CBS Sues NAI to Block Viacom Merger

A special committee of CBS independent directors asked a federal court on Monday to block National Amusements Inc. chief Shari Redstone from interfering in a scheduled vote that could quash Redstone’s attempts to combine the broadcaster with its former corporate sister Viacom.

The suit, filed in Delaware Chancery Court, is seeking a temporary restraining order against NAI from interfering in a May 17 meeting of CBS shareholders, where they will vote on whether to issue a dividend that would dilute NAI’s voting control in the company from 79% to 17%.

“The dividend would not dilute the economic interests of any CBS stockholder,” the committee said in a statement. “The Special Committee has taken this step because it believes it is in the best interests of all CBS stockholders, is necessary to protect stockholders’ interests and would unlock significant stockholder value.
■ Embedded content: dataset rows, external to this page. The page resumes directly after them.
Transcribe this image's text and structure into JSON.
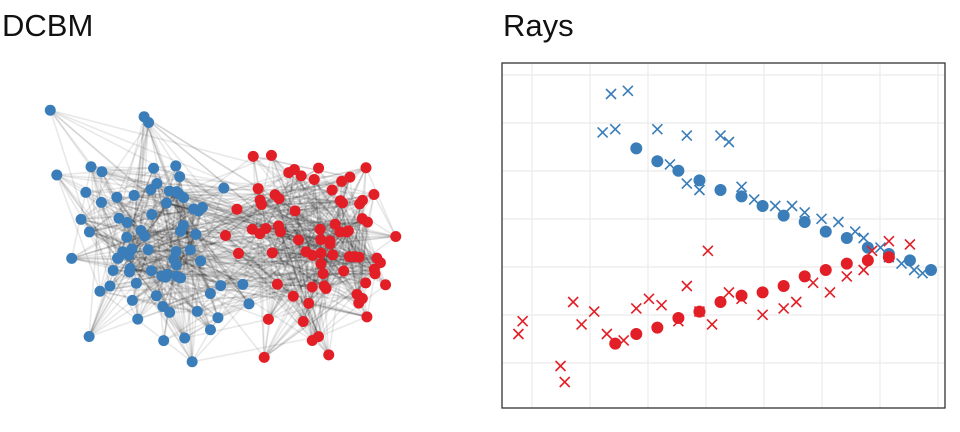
{
  "colors": {
    "blue": "#3A7DB8",
    "red": "#E21F26",
    "edge": "#000000",
    "grid": "#EBEBEB",
    "frame": "#333333"
  },
  "chart_data": [
    {
      "type": "network",
      "title": "DCBM",
      "groups": [
        {
          "color": "blue",
          "nodes": 75
        },
        {
          "color": "red",
          "nodes": 75
        }
      ],
      "edge_style": "semi-transparent gray"
    },
    {
      "type": "scatter",
      "title": "Rays",
      "xlabel": "",
      "ylabel": "",
      "xlim": [
        0,
        1
      ],
      "ylim": [
        0,
        1
      ],
      "grid": true,
      "series": [
        {
          "color": "blue",
          "marker": "circle",
          "points": [
            [
              0.3,
              0.78
            ],
            [
              0.35,
              0.74
            ],
            [
              0.4,
              0.71
            ],
            [
              0.45,
              0.68
            ],
            [
              0.5,
              0.65
            ],
            [
              0.55,
              0.63
            ],
            [
              0.6,
              0.6
            ],
            [
              0.65,
              0.57
            ],
            [
              0.7,
              0.55
            ],
            [
              0.75,
              0.52
            ],
            [
              0.8,
              0.5
            ],
            [
              0.85,
              0.47
            ],
            [
              0.9,
              0.45
            ],
            [
              0.95,
              0.43
            ],
            [
              1.0,
              0.4
            ]
          ]
        },
        {
          "color": "blue",
          "marker": "cross",
          "points": [
            [
              0.24,
              0.95
            ],
            [
              0.28,
              0.96
            ],
            [
              0.22,
              0.83
            ],
            [
              0.25,
              0.84
            ],
            [
              0.35,
              0.84
            ],
            [
              0.42,
              0.82
            ],
            [
              0.5,
              0.82
            ],
            [
              0.52,
              0.8
            ],
            [
              0.38,
              0.73
            ],
            [
              0.42,
              0.67
            ],
            [
              0.45,
              0.65
            ],
            [
              0.55,
              0.66
            ],
            [
              0.58,
              0.62
            ],
            [
              0.63,
              0.6
            ],
            [
              0.67,
              0.6
            ],
            [
              0.7,
              0.58
            ],
            [
              0.74,
              0.56
            ],
            [
              0.78,
              0.55
            ],
            [
              0.82,
              0.52
            ],
            [
              0.84,
              0.5
            ],
            [
              0.88,
              0.47
            ],
            [
              0.9,
              0.44
            ],
            [
              0.93,
              0.42
            ],
            [
              0.96,
              0.4
            ],
            [
              0.98,
              0.39
            ]
          ]
        },
        {
          "color": "red",
          "marker": "circle",
          "points": [
            [
              0.25,
              0.17
            ],
            [
              0.3,
              0.2
            ],
            [
              0.35,
              0.22
            ],
            [
              0.4,
              0.25
            ],
            [
              0.45,
              0.27
            ],
            [
              0.5,
              0.3
            ],
            [
              0.55,
              0.32
            ],
            [
              0.6,
              0.33
            ],
            [
              0.65,
              0.35
            ],
            [
              0.7,
              0.38
            ],
            [
              0.75,
              0.4
            ],
            [
              0.8,
              0.42
            ],
            [
              0.85,
              0.43
            ],
            [
              0.9,
              0.44
            ]
          ]
        },
        {
          "color": "red",
          "marker": "cross",
          "points": [
            [
              0.02,
              0.2
            ],
            [
              0.03,
              0.24
            ],
            [
              0.12,
              0.1
            ],
            [
              0.13,
              0.05
            ],
            [
              0.15,
              0.3
            ],
            [
              0.17,
              0.23
            ],
            [
              0.2,
              0.27
            ],
            [
              0.23,
              0.2
            ],
            [
              0.27,
              0.18
            ],
            [
              0.3,
              0.28
            ],
            [
              0.33,
              0.31
            ],
            [
              0.36,
              0.29
            ],
            [
              0.4,
              0.24
            ],
            [
              0.42,
              0.35
            ],
            [
              0.45,
              0.27
            ],
            [
              0.48,
              0.23
            ],
            [
              0.52,
              0.33
            ],
            [
              0.55,
              0.31
            ],
            [
              0.6,
              0.26
            ],
            [
              0.65,
              0.28
            ],
            [
              0.68,
              0.3
            ],
            [
              0.72,
              0.36
            ],
            [
              0.76,
              0.33
            ],
            [
              0.8,
              0.38
            ],
            [
              0.84,
              0.4
            ],
            [
              0.86,
              0.46
            ],
            [
              0.9,
              0.49
            ],
            [
              0.95,
              0.48
            ],
            [
              0.47,
              0.46
            ]
          ]
        }
      ]
    }
  ]
}
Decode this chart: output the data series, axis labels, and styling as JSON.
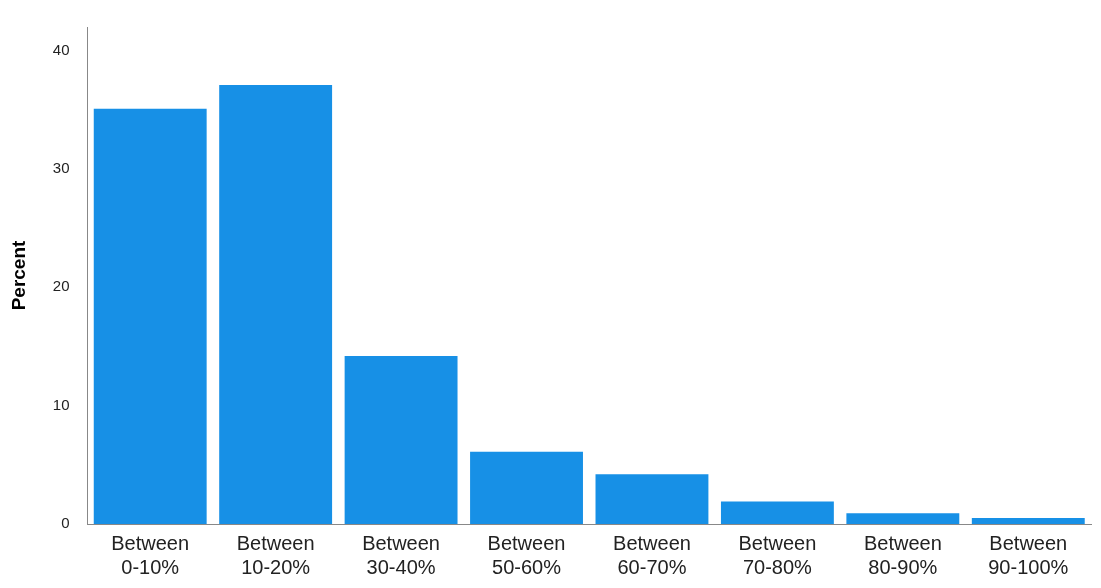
{
  "chart_data": {
    "type": "bar",
    "ylabel": "Percent",
    "categories": [
      "Between 0-10%",
      "Between 10-20%",
      "Between 30-40%",
      "Between 50-60%",
      "Between 60-70%",
      "Between 70-80%",
      "Between 80-90%",
      "Between 90-100%"
    ],
    "values": [
      35.1,
      37.1,
      14.2,
      6.1,
      4.2,
      1.9,
      0.9,
      0.5
    ],
    "color": "#1790e6",
    "ylim": [
      0,
      42
    ],
    "yticks": [
      0,
      10,
      20,
      30,
      40
    ],
    "grid": false,
    "legend": false
  }
}
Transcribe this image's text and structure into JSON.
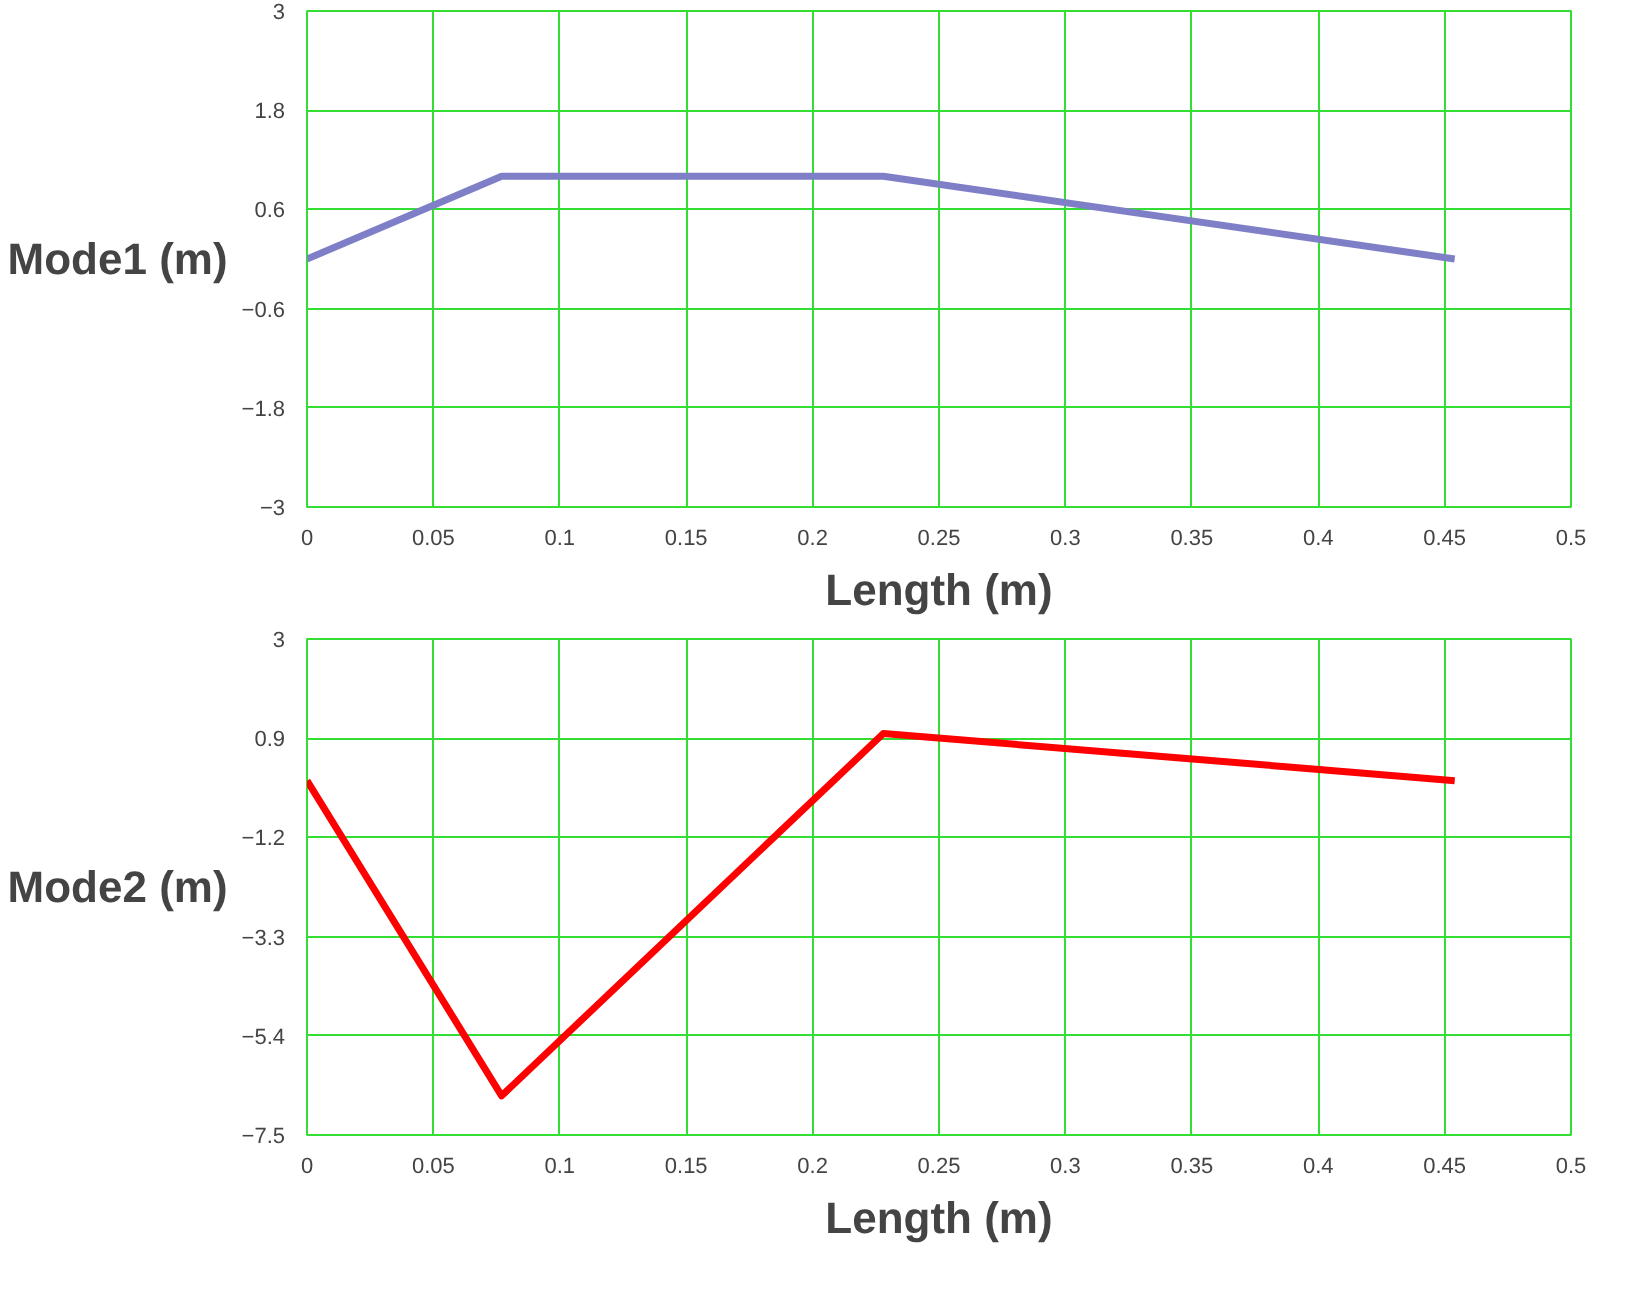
{
  "chart_data": [
    {
      "type": "line",
      "xlabel": "Length (m)",
      "ylabel": "Mode1 (m)",
      "x": [
        0,
        0.077,
        0.228,
        0.454
      ],
      "series": [
        {
          "color": "#7f7fc8",
          "values": [
            0,
            1.0,
            1.0,
            0
          ]
        }
      ],
      "xlim": [
        0,
        0.5
      ],
      "ylim": [
        -3,
        3
      ],
      "xticks": [
        0,
        0.05,
        0.1,
        0.15,
        0.2,
        0.25,
        0.3,
        0.35,
        0.4,
        0.45,
        0.5
      ],
      "yticks": [
        -3,
        -1.8,
        -0.6,
        0.6,
        1.8,
        3
      ],
      "grid": true,
      "marker": "none",
      "line_style": "solid"
    },
    {
      "type": "line",
      "xlabel": "Length (m)",
      "ylabel": "Mode2 (m)",
      "x": [
        0,
        0.077,
        0.228,
        0.454
      ],
      "series": [
        {
          "color": "#ff0000",
          "values": [
            0,
            -6.67,
            1.0,
            0
          ]
        }
      ],
      "xlim": [
        0,
        0.5
      ],
      "ylim": [
        -7.5,
        3
      ],
      "xticks": [
        0,
        0.05,
        0.1,
        0.15,
        0.2,
        0.25,
        0.3,
        0.35,
        0.4,
        0.45,
        0.5
      ],
      "yticks": [
        -7.5,
        -5.4,
        -3.3,
        -1.2,
        0.9,
        3
      ],
      "grid": true,
      "marker": "none",
      "line_style": "solid"
    }
  ]
}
If consummated, the dividend would enable the Company to operate as an independent, non-controlled company and more fully evaluate strategic alternatives.”

The special committee, in a meeting on May 13, recommended that CBS shareholder reject the Viacom merger and in the suit said it “believes that the company and its public stockholders face a serious threat of imminent, irreparable harm in Ms. Redstone’s potential response,” to the recommendation.

Redstone, who is also vice chair or both CBS and Viacom, has been hot to re-combine the two companies, separated in 2006, but has met resistance from CBS management. According to reports over the past several weeks, Redstone has insisted that the combined company position Viacom CEO Bob Bakish to be the ultimate success to CBS chairman and CEO Les Moonves. Moonves has insisted that his current No. 2, CBS chief operating officer Joseph Ianniello, continue that role in the combined company.

Redstone’s stance appeared to be softening in recent weeks – a Wall Street Journal story earlier this month suggested that Redstone was dropping her insistence that Bakish be given a top management role in exchange for giving him a board seat. But that too met with resistance from CBS executives. In recent conference calls to discuss quarterly results, neither side would comment on merger talks.

But behind the scenes, according to the suit, negotiations have become nastier.

According to the suit:

Ms. Redstone interfered with the CBS Board nomination process and installed on the Board the Redstones’ personal lawyer, who has sought to implement her directives;

Ms. Redstone has acted to undermine CBS’s management team in a series of escalating attacks, including by talking to potential CEO replacements without Board approval and deriding executives;

In proposing a CBS/Viacom merger in 2018, Ms. Redstone refused to agree to typical public company governance and improperly interjected herself into negotiations;

Ms. Redstone reportedly expressed her willingness to replace CBS directors to compel a merger with Viacom regardless of the Special Committee’s process, deliberations, and conclusion;

Ms. Redstone unilaterally, and without Board approval, informed a potential acquirer of CBS to not make an offer for the Company, depriving the Board of the opportunity to consider a potentially value-enhancing transaction.

“The Special Committee members, all independent directors of the Company, unanimously believe that the CBS Board has a fiduciary duty to act now to protect all stockholders and prevent Ms. Redstone from further breaches of her fiduciary duties,” the suit continued.